In the 35 years leading up to Jarrah, the Communist Party (PC) had not won a competitive presidential option. But, strangely enough, it’s the PC that has produced the best of them. noise And at various times during the campaign, he expressed discomfort with his candidacy. And that fact is also part of the political dilemma for some Chileans, including Boric’s former finance minister, Mario Marcel. Although he plans to vote for her “because I know her as a person and have had to work with her,” he told the paper, “I do have one concern, and that is the role of the PC in his eventual government.” Another voice reflecting the situation is that of Ernesto Ottone, a political science doctorate, center-left essayist, and chief of staff to socialist President Ricardo Lagos (2000-2006): “You cannot be a communist and still be a democrat.”

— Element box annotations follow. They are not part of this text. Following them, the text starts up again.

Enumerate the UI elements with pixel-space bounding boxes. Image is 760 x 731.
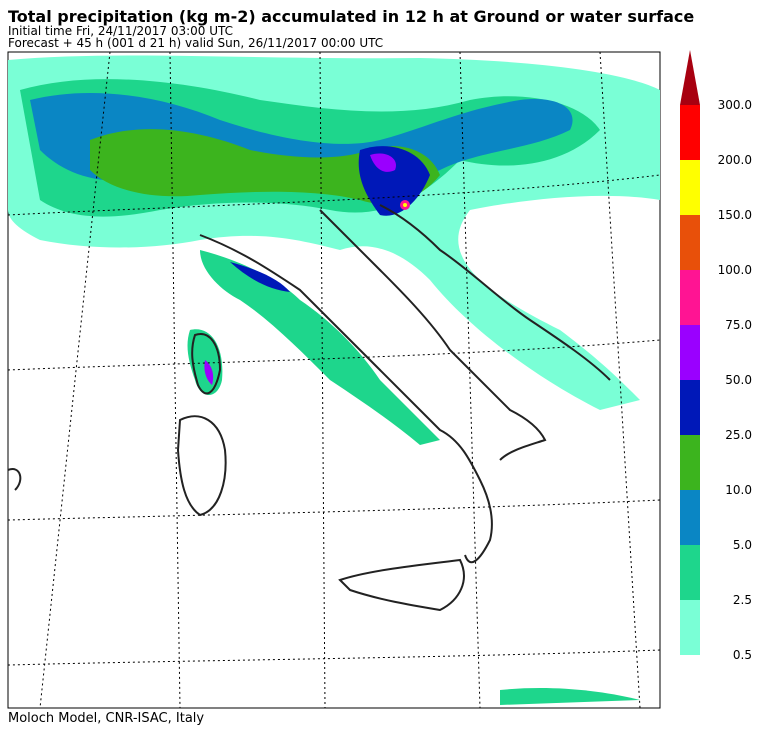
- colorbar-box: [680, 105, 700, 160]
- footer-credit: Moloch Model, CNR-ISAC, Italy: [8, 711, 204, 726]
- colorbar-label: 10.0: [725, 483, 752, 497]
- colorbar-label: 2.5: [733, 593, 752, 607]
- colorbar-label: 100.0: [718, 263, 752, 277]
- colorbar-box: [680, 490, 700, 545]
- colorbar-label: 150.0: [718, 208, 752, 222]
- colorbar-label: 300.0: [718, 98, 752, 112]
- colorbar-label: 25.0: [725, 428, 752, 442]
- colorbar-box: [680, 270, 700, 325]
- colorbar-box: [680, 435, 700, 490]
- colorbar: 0.5 2.5 5.0 10.0 25.0 50.0 75.0 100.0 150.0 200.0…: [680, 50, 752, 662]
- map: [7, 51, 661, 709]
- colorbar-box: [680, 600, 700, 655]
- initial-time: Initial time Fri, 24/11/2017 03:00 UTC: [8, 24, 233, 38]
- forecast-time: Forecast + 45 h (001 d 21 h) valid Sun, …: [8, 36, 383, 50]
- colorbar-box: [680, 325, 700, 380]
- colorbar-label: 50.0: [725, 373, 752, 387]
- colorbar-arrow: [680, 50, 700, 105]
- colorbar-label: 75.0: [725, 318, 752, 332]
- colorbar-label: 5.0: [733, 538, 752, 552]
- colorbar-box: [680, 215, 700, 270]
- title: Total precipitation (kg m-2) accumulated…: [8, 7, 694, 26]
- colorbar-box: [680, 160, 700, 215]
- colorbar-box: [680, 380, 700, 435]
- colorbar-box: [680, 545, 700, 600]
- colorbar-label: 0.5: [733, 648, 752, 662]
- colorbar-label: 200.0: [718, 153, 752, 167]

But beyond ideology, it was Hara who caused the big surprise at the end of June, winning the ruling party’s primary by a landslide, winning by 60 percentage points over the Social Democratic Party’s Carolina Toha. Currently, the Toha division is supporting it.

Candidates claim they represent a broad bloc; It gave him a signal to appeal to centrist and non-ideological voters, but he will need that more than anything else in the final runoff. She announced that she would step away from combat activities if elected.